ロシアに来た礼之は、リンクの女子達から黄色い声援を受けるようになった。
その真面目な性格と卓越したスケートセンスに加え、お菓子作りが得意というギャップも彼の人気に拍車をかけていたのだ。
「ねぇ、今度の日曜日に一緒に出かけない?観光がてら色々案内してあげるわよ」
「え?」
中でも特に積極的な1人の女子から、練習後リンクサイドの片隅で強引ともいえるアプローチを受けていた礼之が困惑していると、そこへ不機嫌そうな表情のユーリが割り込んできた。

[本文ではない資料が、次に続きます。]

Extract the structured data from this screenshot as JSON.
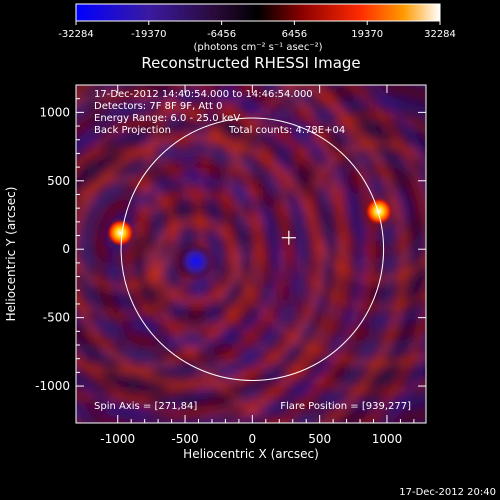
{
  "colorbar": {
    "ticks": [
      "-32284",
      "-19370",
      "-6456",
      "6456",
      "19370",
      "32284"
    ],
    "range": [
      -32284,
      32284
    ],
    "unit_label": "(photons cm⁻² s⁻¹ asec⁻²)",
    "colors": [
      "#0000ff",
      "#3a1aa0",
      "#2a0a3a",
      "#000000",
      "#8a0000",
      "#ff2a00",
      "#ff9a00",
      "#ffffff"
    ]
  },
  "chart_data": {
    "type": "heatmap",
    "title": "Reconstructed RHESSI Image",
    "xlabel": "Heliocentric X (arcsec)",
    "ylabel": "Heliocentric Y (arcsec)",
    "xlim": [
      -1310,
      1290
    ],
    "ylim": [
      -1270,
      1200
    ],
    "xticks": [
      -1000,
      -500,
      0,
      500,
      1000
    ],
    "yticks": [
      -1000,
      -500,
      0,
      500,
      1000
    ],
    "xtick_labels": [
      "-1000",
      "-500",
      "0",
      "500",
      "1000"
    ],
    "ytick_labels": [
      "-1000",
      "-500",
      "0",
      "500",
      "1000"
    ],
    "solar_limb_radius_arcsec": 975,
    "sources": [
      {
        "x": 939,
        "y": 277,
        "kind": "bright"
      },
      {
        "x": -980,
        "y": 120,
        "kind": "bright"
      },
      {
        "x": -420,
        "y": -90,
        "kind": "negative"
      }
    ],
    "spin_axis": [
      271,
      84
    ],
    "flare_position": [
      939,
      277
    ],
    "annotations": [
      "17-Dec-2012 14:40:54.000 to 14:46:54.000",
      "Detectors: 7F 8F 9F, Att 0",
      "Energy Range: 6.0 - 25.0 keV",
      "Back Projection",
      "Total counts: 4.78E+04"
    ],
    "spin_axis_label": "Spin Axis = [271,84]",
    "flare_position_label": "Flare Position = [939,277]"
  },
  "timestamp": "17-Dec-2012 20:40"
}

「コイツは日本からスケートやりに来てんだ。お前みたいな見境なく男追っかけてる女の相手してる暇はねぇんだよ」
「なっ、何よ!」
ユーリの鋭い眼光に、その女子は僅かに怯みながら2人の前から逃げるように立ち去る。
呆然と彼女の後ろ姿を見送る礼之を一瞥すると、ユーリは更に眉を逆立てて詰め寄った。
「お前もヘラヘラしてねぇで、ちゃんと意思表示しろ!ンな甘い顔してっから、バカがつけ上がるんだ」
「勿論断るつもりだったよ。ただ、あのコ物凄いマシンガントークで…」
「とか言いつつ、満更でもなかったんじゃねぇのか?」
「僕にはユリがいるから、それはないよ」
さらりと返された言葉の爆弾に、ユーリは仄かに染まった頬を見られまいと、礼之から顔を背けた。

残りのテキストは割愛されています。